In summary, the transcriptome of developing rice seedlings (cv. CT6748-8-CA-17) under low temperature stress (13 degrees C) was investigated using a microarray containing more than 6,000 cDNAs from cold and drought stress EST libraries. Analysis of gene expression at five time points during the first 24 hours of stress indicated that the early responses involve a general trend of increasing number of stress-responsive genes from the onset of cold stress. A state of stress was apparent 2 hours after the initiation of cold treatment as indicated by low and high numbers of upregulated and downregulated genes, respectively.

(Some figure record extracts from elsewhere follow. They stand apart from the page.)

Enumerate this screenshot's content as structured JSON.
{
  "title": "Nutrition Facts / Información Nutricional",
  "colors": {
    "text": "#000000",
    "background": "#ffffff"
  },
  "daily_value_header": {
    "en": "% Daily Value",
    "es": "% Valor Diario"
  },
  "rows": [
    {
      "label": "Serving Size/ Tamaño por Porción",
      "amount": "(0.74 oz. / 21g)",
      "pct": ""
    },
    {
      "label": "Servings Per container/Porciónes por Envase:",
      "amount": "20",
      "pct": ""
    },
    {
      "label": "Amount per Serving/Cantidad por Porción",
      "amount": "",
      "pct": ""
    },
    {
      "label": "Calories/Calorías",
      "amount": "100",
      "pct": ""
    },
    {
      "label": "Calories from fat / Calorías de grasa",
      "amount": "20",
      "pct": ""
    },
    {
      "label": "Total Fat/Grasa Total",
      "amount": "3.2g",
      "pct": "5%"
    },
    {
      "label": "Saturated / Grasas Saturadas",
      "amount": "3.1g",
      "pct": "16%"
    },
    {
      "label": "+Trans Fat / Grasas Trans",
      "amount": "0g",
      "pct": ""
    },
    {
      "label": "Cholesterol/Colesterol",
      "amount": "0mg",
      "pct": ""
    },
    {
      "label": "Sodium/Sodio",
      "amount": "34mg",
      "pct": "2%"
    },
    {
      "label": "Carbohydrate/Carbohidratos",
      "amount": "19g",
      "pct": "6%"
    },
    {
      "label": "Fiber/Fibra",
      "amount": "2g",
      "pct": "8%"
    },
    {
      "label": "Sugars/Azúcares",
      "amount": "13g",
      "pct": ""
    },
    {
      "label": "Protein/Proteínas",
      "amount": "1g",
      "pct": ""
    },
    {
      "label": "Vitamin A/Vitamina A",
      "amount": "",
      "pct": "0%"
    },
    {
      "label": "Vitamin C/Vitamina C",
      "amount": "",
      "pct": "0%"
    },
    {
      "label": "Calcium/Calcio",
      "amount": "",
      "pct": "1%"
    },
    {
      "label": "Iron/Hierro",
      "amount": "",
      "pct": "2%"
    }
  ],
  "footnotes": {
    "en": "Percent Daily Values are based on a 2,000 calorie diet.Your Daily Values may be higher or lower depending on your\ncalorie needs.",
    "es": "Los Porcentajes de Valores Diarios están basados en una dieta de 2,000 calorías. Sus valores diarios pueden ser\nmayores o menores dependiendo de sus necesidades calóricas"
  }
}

The transcriptome profiles at 0.5, 2, 6, 12, 24 hr. also indicated the occurrence of two distinct waves (groups) of gene expression involved in related biochemical processes. Group-I genes (early and rapid) were induced during the first 2 hours and suggestive of a general response to cold shock. This group is composed of proteins involved in the activation of general transcription and translation machineries, fatty acid desaturation, signal transduction, protein chaperoning and degradation and potential defenses against cellular toxicity. Group-II (early but slow) were induced between 6 to 24 hrs. Genes encoding molecular chaperons, signal transduction proteins, stress-related transcription factors, wounding-associated and cellular toxicity defense proteins, energy synthesis, primary metabolic enzymes, and intracellular transport and trafficking proteins showed different magnitudes and patterns of induction are included in this group. Our current results reveal the relative complexity of the initial cellular events that are probably critical in the activation and integration of stress defense mechanisms. These early events are probably crucial for adaptation during more prolonged exposure to cold stress.